Assessment and Treatment of Dynamic Obstruction in Anomalous Right Coronary Artery Using Dynamic Diastolic Pressure Gradient Change during Dobutamine Challenge with Rapid Atrial Pacing

- Operator : Jae woong Choi

Assessment and Treatment of Dynamic Obstruction in Anomalous Right Coronary Artery Using Dynamic Diastolic Pressure Gradient Change during Dobutamine Challenge with Rapid Atrial Pacing
- Operator: Jae woong Choi, MD
Clinical Information
- Relevant clinical history and physical exam:
A 54-year-old male was admitted with chest pain upon effort for two years. The pain was dull and persisted for 1-2 minutes. The location was anterior chest wall and the symptom was aggravated one month previously. He had smoked 20 cigarettes per day for the previous 40 years.
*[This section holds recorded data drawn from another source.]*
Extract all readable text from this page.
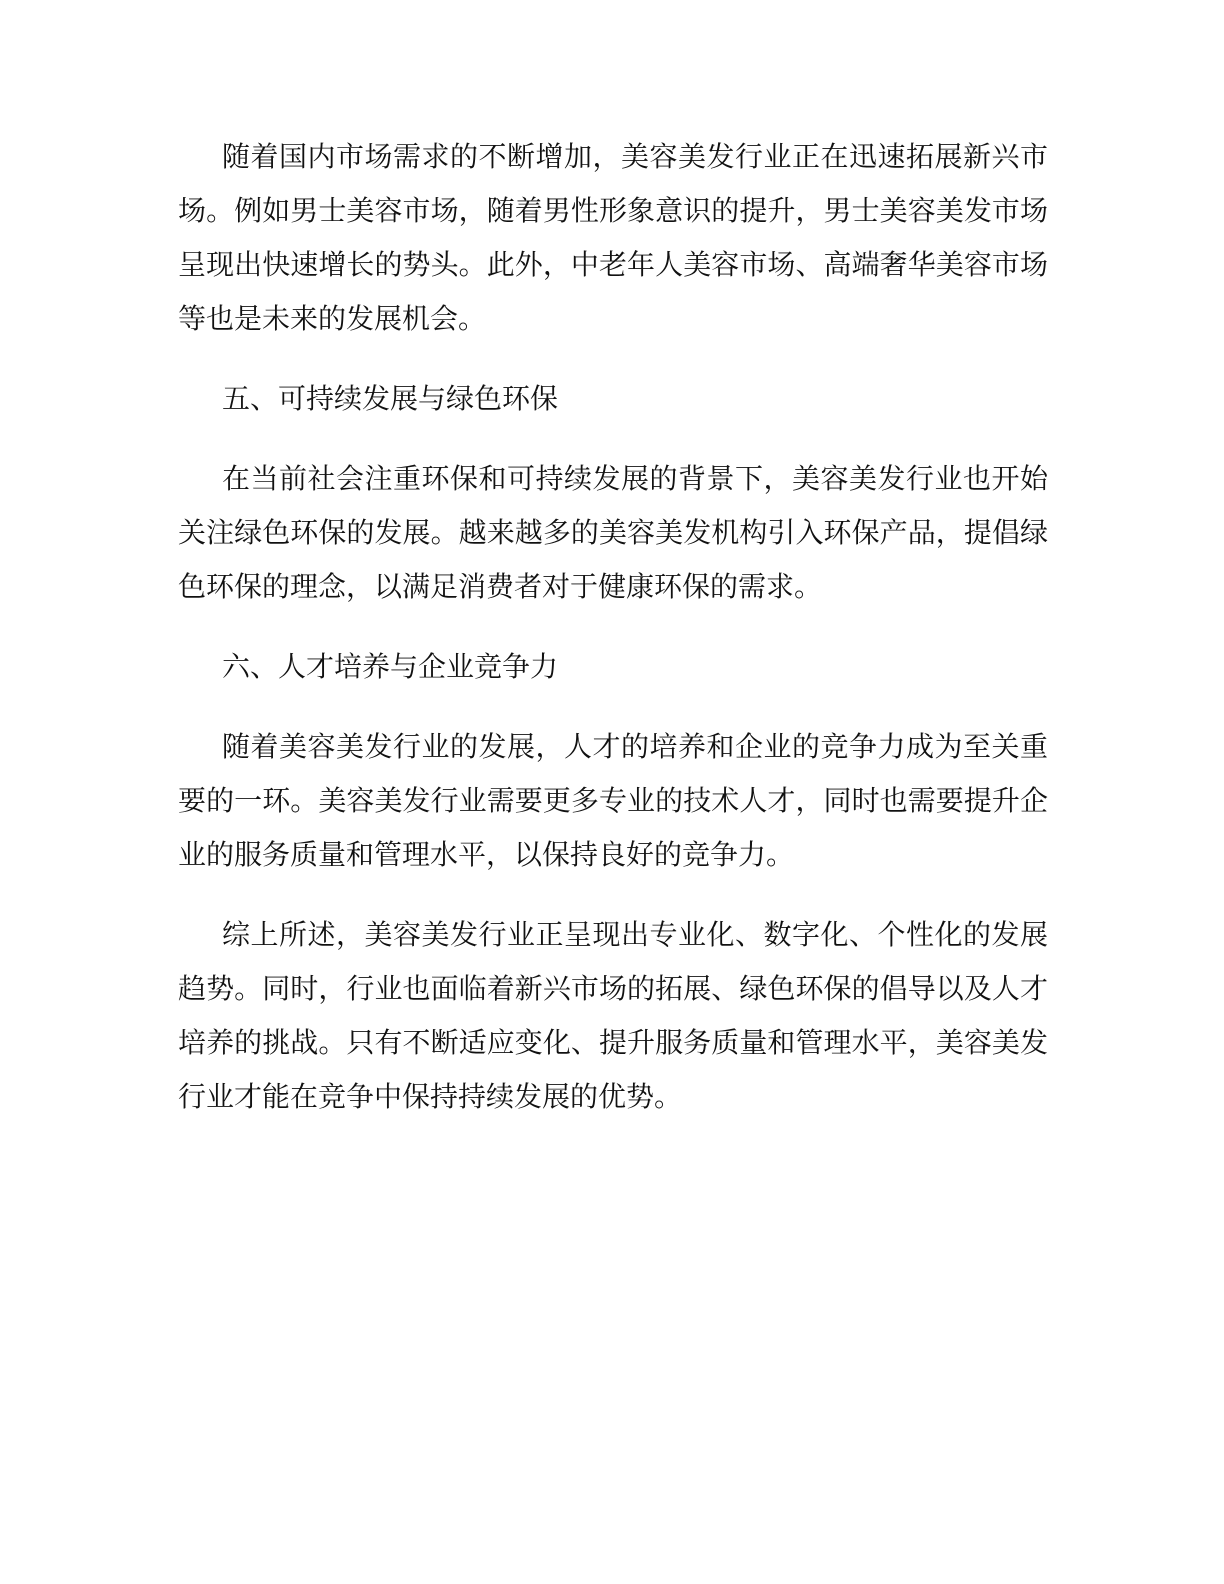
随着国内市场需求的不断增加，美容美发行业正在迅速拓展新兴市场。例如男士美容市场，随着男性形象意识的提升，男士美容美发市场呈现出快速增长的势头。此外，中老年人美容市场、高端奢华美容市场等也是未来的发展机会。

五、可持续发展与绿色环保

在当前社会注重环保和可持续发展的背景下，美容美发行业也开始关注绿色环保的发展。越来越多的美容美发机构引入环保产品，提倡绿色环保的理念，以满足消费者对于健康环保的需求。

六、人才培养与企业竞争力

随着美容美发行业的发展，人才的培养和企业的竞争力成为至关重要的一环。美容美发行业需要更多专业的技术人才，同时也需要提升企业的服务质量和管理水平，以保持良好的竞争力。

综上所述，美容美发行业正呈现出专业化、数字化、个性化的发展趋势。同时，行业也面临着新兴市场的拓展、绿色环保的倡导以及人才培养的挑战。只有不断适应变化、提升服务质量和管理水平，美容美发行业才能在竞争中保持持续发展的优势。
- Relevant test results prior to catheterization:
The electrocardiogram (ECG) showed normal sinus rhythm without significant ST-T abnormality and levels of CK-MB and Troponin-T were within normal range. Transthoracic echocardiogram showed normal LV ejection fraction, chamber size and wall motion. Myocardial perfusion imaging with dipyridamole was done, which showed no filling defect.

- Relevant catheterization findings:
Coronary angiography showed the abnormal origin of RCA from left coronary cusp(LCC) that ran between the aorta and pulmonary vein. (Figure 1, Figure 2) There was no significant narrowing in the left coronary artery, and intravascular ultrasound of proximal RCA revealed an intermediate stenotic lesion (reference vessel area was 15.7 mm2 and lesion lumen area was 6.0 mm2).(Figure 3) Virtual histology revealed fibrotic thickening of the endothelium. (Figure 4)

Interventional Management

- Procedural step:
To determine the severity of dynamic obstruction of RCA, we carried out the coronary pressure wire study (Figure 5). Aortic pressure was obtained by using a 6-F guiding catheter without side holes, connected to a pressure transducer (Becton, Dickinson, Singapore) and Horizon computerized polygraph (GE, USA). After calibration, a 0.014-inch micro-manometer tipped guide wire (PressureWire, Radi-Medical Systems, Uppsala, Sweden) was connected to its interface and advanced under fluoroscopy, distal to the RCA ostial lesion. Selected pressure tracings and angiographic runs were recorded during this procedure. Diastole was identified as the interval between the dichrotic notch in the aortic pressure tracing and the following R-wave peak in the ECG. Mean and diastolic components of aortic pressure (Pa), distal intracoronary pressure (Pd), and pressure gradient (P) were calculated. To obtain baseline pressure parameters, intracoronary administration of 200 µg of nitroglycerin was given for 5 minutes and an intracoronary adenosine bolus (40 µg) was given to induce hyperemia. To obtain dynamic pressure measurements, dobutamine was administered through an intravenous infusion starting at 5 µg/kg per minute; it was increased by 5 µg/kg per minute to a maximum of 30 µg/kg per minute. After dobutamine challenge, the RAP stress test was done to reach the target heart rate (as target heart rate in treadmill test). Pacing rate started at 90 bpm and increased by 20 bpm every three minutes until a final pacing rate of 140 bpm was reached. Pressure parameters were measured continuously until the patient developed symptoms. Maximal diastolic P increased from 6 mmHg at baseline to 13 mmHg, and when the pressure gradient reached to 13 mmHg, T wave inversion was observed, the chest pain was developed. (Figure 6, Figure 7) This result showed that dobutamine challenge with rapid arterial pacing may result in the dynamic obstruction in anomalous RCA, which may cause ischemia. As this result, to relieve the dynamic compression of RCA, we carried out intracoroanary stenting (Taxus 4 x16mm) of RCA ostium (Figure 8). After stenting, lesion lumen area increased from 6.0 mm2 to 12.7 mm2, and despite continuing the dobutamine challenge with rapid atrial pacing, diastolic P decreased to 2 mmHg, chest pain was relieved, and T wave inversion was disappeared. (Figure 9) He was asymptomatic at 2 months' follow-up.